I spent a big chunk of my summer in Ohio with my dad before and after he had open heart surgery. Even though all went well in the end, it was an incredibly challenging time for me. I was alone in my parents’ house, taking care of their dogs, and there again for the first time since my mom unexpectedly passed away. Thank goodness Betsy was able to rescue me a few different times, and that Ryan was able to get there for when Dad was discharged. I was home in Newton for a few minutes before going back to Cleveland for my mother’s (delayed) unveiling. I think of her all the time - particularly when something juicy happens on the Real Housewives (she would have loved the return of Heather Dubrow).
We rejoined the JCC and I’ve been regularly seeing a personal trainer since the end of September. I’m trying to exercise at least twice a week, but I’m also acknowledging that life happens and the couch is appealing. But I’m now the owner of bright pink boxing gloves, so that feels like something. And that I’m going in a mask feels monumental too, as I definitely would have used that as an excuse to avoid it before.
I’ve seen as much theater as I could. Eight shows since August, and the count would have been higher if not for Omicron (the highlight was a perfect day in NYC with the kids to see Sara Bareilles in “Waitress"). I’ve watched livestream productions and shows at 54 Below and, of course, every production at South Stage. I’m still co-chairing the South Stage Supporters Group, and still on the board of Camp Yavneh, and finished a three-year term with the Temple Emanuel Board of Directors, with two years spent on the Executive Board. I tried to leave, but I’m still pulled back in working on Yom HaShoah stuff, as well as part of the cast for TE’s production of Hello Dolly. It’s been great being back with most of my Fiddler family for that, and hopefully we’ll be able to share an outdoor, more COVID-friendly production in May.

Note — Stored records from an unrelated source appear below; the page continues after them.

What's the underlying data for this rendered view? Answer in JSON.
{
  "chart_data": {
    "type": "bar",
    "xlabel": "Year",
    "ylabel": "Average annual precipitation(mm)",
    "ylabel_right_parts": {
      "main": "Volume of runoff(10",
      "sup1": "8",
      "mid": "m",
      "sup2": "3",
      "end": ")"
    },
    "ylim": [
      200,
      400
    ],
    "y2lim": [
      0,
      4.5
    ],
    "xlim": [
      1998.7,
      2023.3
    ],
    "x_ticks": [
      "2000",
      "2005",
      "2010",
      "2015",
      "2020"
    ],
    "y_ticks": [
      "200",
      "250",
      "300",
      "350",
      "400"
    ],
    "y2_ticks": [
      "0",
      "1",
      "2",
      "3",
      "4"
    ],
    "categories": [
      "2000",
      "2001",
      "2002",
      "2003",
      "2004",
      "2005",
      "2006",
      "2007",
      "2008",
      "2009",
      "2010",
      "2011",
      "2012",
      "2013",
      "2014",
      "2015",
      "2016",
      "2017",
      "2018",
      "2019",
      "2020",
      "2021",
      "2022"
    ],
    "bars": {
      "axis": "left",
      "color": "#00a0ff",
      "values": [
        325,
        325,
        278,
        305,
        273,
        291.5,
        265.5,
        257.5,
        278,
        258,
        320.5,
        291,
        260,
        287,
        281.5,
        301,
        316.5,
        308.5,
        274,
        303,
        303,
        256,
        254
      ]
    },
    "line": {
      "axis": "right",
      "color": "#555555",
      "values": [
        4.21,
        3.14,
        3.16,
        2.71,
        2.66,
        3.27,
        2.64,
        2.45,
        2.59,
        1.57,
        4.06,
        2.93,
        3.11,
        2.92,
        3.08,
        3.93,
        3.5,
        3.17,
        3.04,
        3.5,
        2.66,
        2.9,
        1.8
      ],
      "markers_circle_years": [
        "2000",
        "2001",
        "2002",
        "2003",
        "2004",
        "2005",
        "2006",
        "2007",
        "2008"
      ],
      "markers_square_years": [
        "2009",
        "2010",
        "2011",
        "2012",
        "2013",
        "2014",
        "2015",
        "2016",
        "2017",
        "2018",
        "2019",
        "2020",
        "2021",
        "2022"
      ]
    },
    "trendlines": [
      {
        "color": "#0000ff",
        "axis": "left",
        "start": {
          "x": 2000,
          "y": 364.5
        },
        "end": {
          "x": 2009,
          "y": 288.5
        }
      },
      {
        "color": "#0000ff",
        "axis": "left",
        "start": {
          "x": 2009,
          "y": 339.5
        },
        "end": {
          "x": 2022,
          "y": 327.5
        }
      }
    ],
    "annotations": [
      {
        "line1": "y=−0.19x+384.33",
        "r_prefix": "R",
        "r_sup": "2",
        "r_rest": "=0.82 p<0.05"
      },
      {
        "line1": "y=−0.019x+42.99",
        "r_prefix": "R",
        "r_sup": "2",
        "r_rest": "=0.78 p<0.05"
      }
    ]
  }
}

And work chugs along. This year I spent time with an executive coach, and it’s been a time for a lot of reflection, and hopefully growth. I’ve become involved in our new Virtual employee resource group (ERG), and was asked to join our Women @ Work ERG for the coming year. Some of the women on that committee remembered my writing here and figured I should bring that part of myself to the office too.
I still think in blog posts. There’s a lot I’d like to tell you, but the bandwidth. And the policing of my own self, the guarding of my own heart, that I feel the need to do when putting myself out there now, which is probably just my own issue, but still feels like it’s there. I miss the days of the Having It All Project and the galvanizing force of Listen to Your Mother. But I feel very lucky too. There isn’t a lot of conflict in my life right now, and I think that’s what I need. It’s still really busy, but I also enjoy the silence when it's not. Over the years I’ve noticed that I long for quiet, and I think it’s been really nice to find it sometimes.
So I guess that’s my 2021. Too many meetings, not enough writing, pink boxing gloves, college essays and the occasional sparkly shirt. I'm still here. Onward.